I have met quite a few people, extremely skilled with PBXs, who view data networks as a black box and have almost no knowledge or methodology to work with products that use them, much less secure them.

When these people grasp the realities of the new, converged, technology, we can expect to see quite a few changes both on VoIP systems' built-in security and fail-safe operation.

Re:Simple Answer

[homer_ca]

That's pretty much it. Educate the users so they are aware of the level of privacy. Police, fire, taxis and pilots have for years used (and still use) unencrypted analog 2 way radios. Anybody with a scanner could eavesdrop on them, and they lived with that risk.

I'm not saying it's a good idea to just forget about security, but people should remember there's nothing sacred about privacy electronic communications. If it's really important to keep something secret, don't say it on an insecure line.

Re:Some Numbers about Voice over IP

[Bill+Currie]

A 1ms delay for a packet does not equate to 1000 packets per second. It just means that your (eg) 20ms packet (50 packets per second seems reasnable) comes out 21ms after the first sample went in rather than 20ms.

As an example, look at ppp: your ping time over a 56k modem to your ppp server is going to be around 100ms but it takes about 250ms for a 1500 byte packet to get transfered which is why modem users often see around 200-300ms ping times when playing online games (depending on the size of the packets). Even with that 100ms delay, you will still get about 4 packets per second even though 350*4=1400 (or 325*4=1300 if you're going to split the ping).

My School's IP Phone Fiasco

My university just recently overhauled the on-campus phone system. They replaced the old (working) system with IP phones. They did the whole job in a matter of months, despite very vocal opposition by the CS department faculty. These Cisco IP phones cost $700 a pop.

They hooked the central hub of the phone system up to generators in the event of a power failure. Unfortunately, all our phones depend on switches and routers scattered throughout campus, and the phones themselves have DC power adapters. In the event of a power outage, the central hub will stays on-line, but all the phones throughout campus go out!

When asked what students and faculty should do in the event of an emergency during a power outage, our IT services department responded, "Try to find someone with a cell phone!"

Worse yet, switches have a mean time to failure of 100,000 hours. With 2,000 switches throughout campus, sections of the phone system go out once every 50 hours. The current average time for IT services to replace a down switch is 2 weeks.

These phone have web servers, and a few other goodies. I'm just waiting until an IP phone worm takes out our entire campus's network and telecommunications infrastructure.

Re:My School's IP Phone Fiasco

[slashnik]

Interesting,

How does the cable powered device request power before it's got any?

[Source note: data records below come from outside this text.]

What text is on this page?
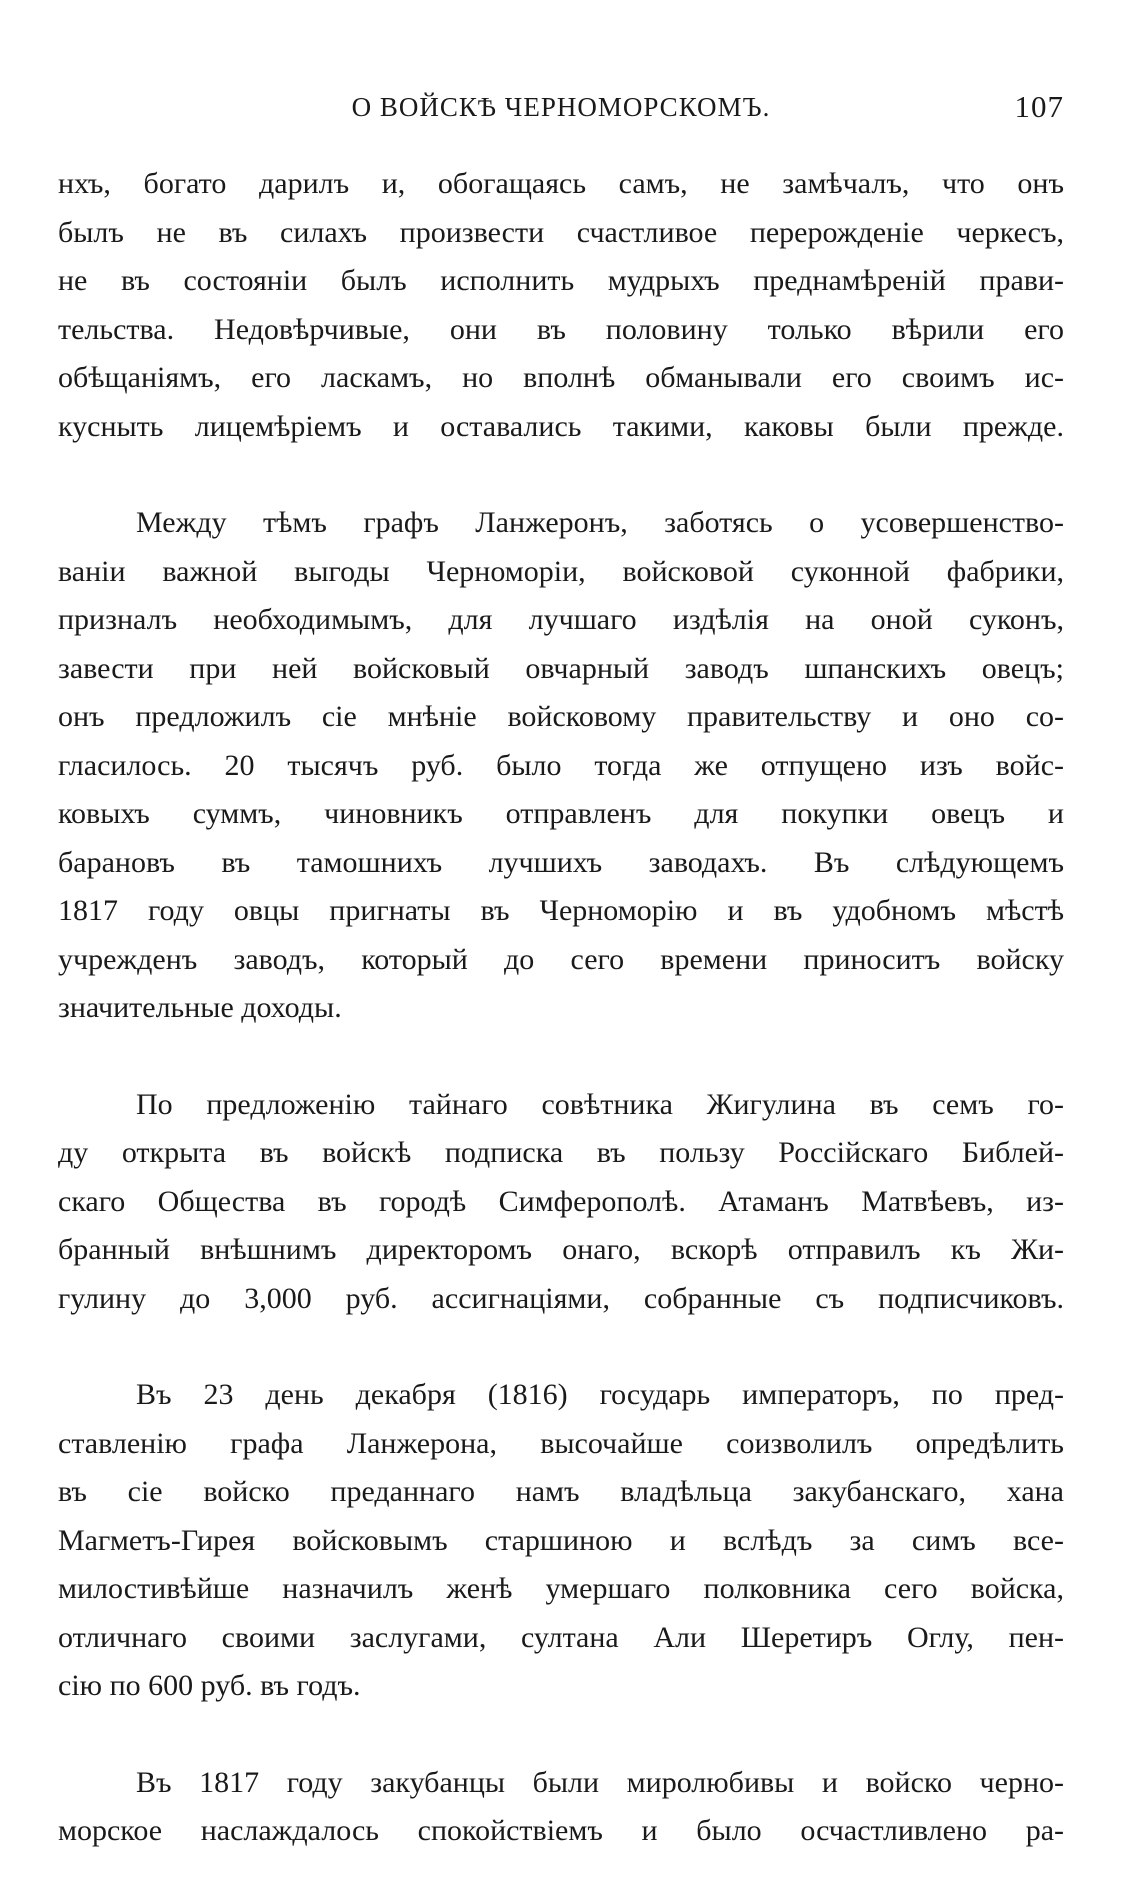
О ВОЙСКѢ ЧЕРНОМОРСКОМЪ.	107

нхъ, богато дарилъ и, обогащаясь самъ, не замѣчалъ, что онъ
былъ не въ силахъ произвести счастливое перерожденіе черкесъ,
не въ состояніи былъ исполнить мудрыхъ преднамѣреній прави-
тельства. Недовѣрчивые, они въ половину только вѣрили его
обѣщаніямъ, его ласкамъ, но вполнѣ обманывали его своимъ ис-
кусныть лицемѣріемъ и оставались такими, каковы были прежде.

Между тѣмъ графъ Ланжеронъ, заботясь о усовершенство-
ваніи важной выгоды Черноморіи, войсковой суконной фабрики,
призналъ необходимымъ, для лучшаго издѣлія на оной суконъ,
завести при ней войсковый овчарный заводъ шпанскихъ овецъ;
онъ предложилъ сіе мнѣніе войсковому правительству и оно со-
гласилось. 20 тысячъ руб. было тогда же отпущено изъ войс-
ковыхъ суммъ, чиновникъ отправленъ для покупки овецъ и
барановъ въ тамошнихъ лучшихъ заводахъ. Въ слѣдующемъ
1817 году овцы пригнаты въ Черноморію и въ удобномъ мѣстѣ
учрежденъ заводъ, который до сего времени приноситъ войску
значительные доходы.

По предложенію тайнаго совѣтника Жигулина въ семъ го-
ду открыта въ войскѣ подписка въ пользу Россійскаго Библей-
скаго Общества въ городѣ Симферополѣ. Атаманъ Матвѣевъ, из-
бранный внѣшнимъ директоромъ онаго, вскорѣ отправилъ къ Жи-
гулину до 3,000 руб. ассигнаціями, собранные съ подписчиковъ.

Въ 23 день декабря (1816) государь императоръ, по пред-
ставленію графа Ланжерона, высочайше соизволилъ опредѣлить
въ сіе войско преданнаго намъ владѣльца закубанскаго, хана
Магметъ-Гирея войсковымъ старшиною и вслѣдъ за симъ все-
милостивѣйше назначилъ женѣ умершаго полковника сего войска,
отличнаго своими заслугами, султана Али Шеретиръ Оглу, пен-
сію по 600 руб. въ годъ.

Въ 1817 году закубанцы были миролюбивы и войско черно-
морское наслаждалось спокойствіемъ и было осчастливлено ра-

Some good points, some dumb ones...

[cfulmer]

Finally, something I know about! This is what I do for a living.

The fact of the matter is that most of the large emerging packet telephony networks are not being deployed in enterprises, but in the carrier networks -- telephone companies around the world are replacing their old circuit-switched back-haul networks for packet-switched networks, either ATM or IP. These are private networks which are not open to the general public, and so do not have the same risks as, say running VoIP on the internet would. Sure, the telcos still need to watch out for attackers... it's just that you've raised the bar far enough that 'script kiddies' would have a tough time.

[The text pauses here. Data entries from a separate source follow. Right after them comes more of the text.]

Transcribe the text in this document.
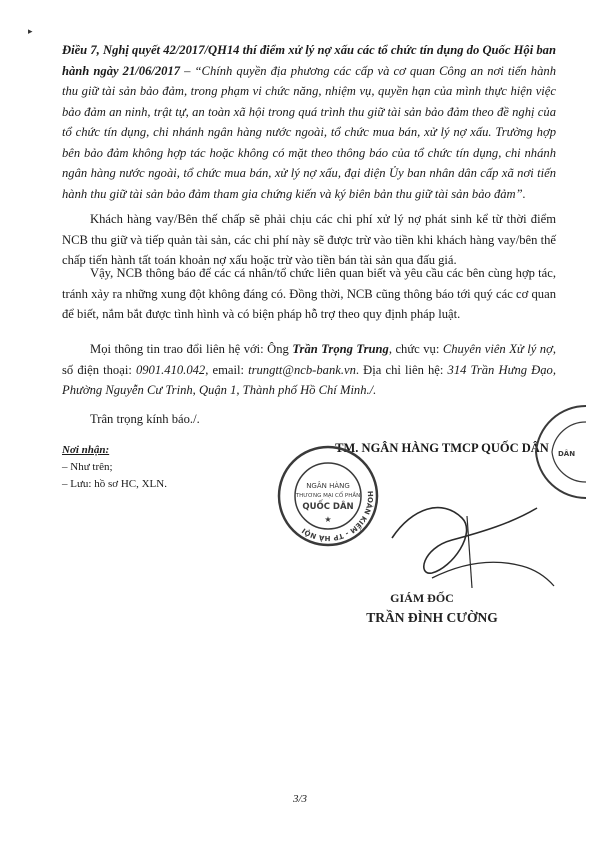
▸
Điều 7, Nghị quyết 42/2017/QH14 thí điểm xử lý nợ xấu các tổ chức tín dụng do Quốc Hội ban hành ngày 21/06/2017 – “Chính quyền địa phương các cấp và cơ quan Công an nơi tiến hành thu giữ tài sản bảo đảm, trong phạm vi chức năng, nhiệm vụ, quyền hạn của mình thực hiện việc bảo đảm an ninh, trật tự, an toàn xã hội trong quá trình thu giữ tài sản bảo đảm theo đề nghị của tổ chức tín dụng, chi nhánh ngân hàng nước ngoài, tổ chức mua bán, xử lý nợ xấu. Trường hợp bên bảo đảm không hợp tác hoặc không có mặt theo thông báo của tổ chức tín dụng, chi nhánh ngân hàng nước ngoài, tổ chức mua bán, xử lý nợ xấu, đại diện Ủy ban nhân dân cấp xã nơi tiến hành thu giữ tài sản bảo đảm tham gia chứng kiến và ký biên bản thu giữ tài sản bảo đảm”.
Khách hàng vay/Bên thế chấp sẽ phải chịu các chi phí xử lý nợ phát sinh kể từ thời điểm NCB thu giữ và tiếp quản tài sản, các chi phí này sẽ được trừ vào tiền khi khách hàng vay/bên thế chấp tiến hành tất toán khoản nợ xấu hoặc trừ vào tiền bán tài sản qua đấu giá.
Vậy, NCB thông báo để các cá nhân/tổ chức liên quan biết và yêu cầu các bên cùng hợp tác, tránh xảy ra những xung đột không đáng có. Đồng thời, NCB cũng thông báo tới quý các cơ quan để biết, nắm bắt được tình hình và có biện pháp hỗ trợ theo quy định pháp luật.
Mọi thông tin trao đổi liên hệ với: Ông Trần Trọng Trung, chức vụ: Chuyên viên Xử lý nợ, số điện thoại: 0901.410.042, email: trungtt@ncb-bank.vn. Địa chỉ liên hệ: 314 Trần Hưng Đạo, Phường Nguyễn Cư Trinh, Quận 1, Thành phố Hồ Chí Minh./.
Trân trọng kính báo./.
Nơi nhận:
– Như trên;
– Lưu: hồ sơ HC, XLN.
TM. NGÂN HÀNG TMCP QUỐC DÂN
HOÀN KIẾM - TP HÀ NỘI
NGÂN HÀNG
THƯƠNG MẠI CỔ PHẦN
QUỐC DÂN
★
DÂN
GIÁM ĐỐC
TRẦN ĐÌNH CƯỜNG
3/3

The article also has an over-simplified view of the effort needed to tap an IP phone call. Even if the user were able to mirror any port on the network onto his computer, he still has the extremely hard task of figuring out which port(s) he needs to monitor -- they typically change on a per-call basis, and the user would actually have to mirror two ports (one for each direction of speech) in order to get the entire call. Now, it can be done, but it's difficult. And, it's made even harder because the signalling path (the communication link that handles setting up calls) is usually encrypted, so it becomes impossible to distinguish among calls.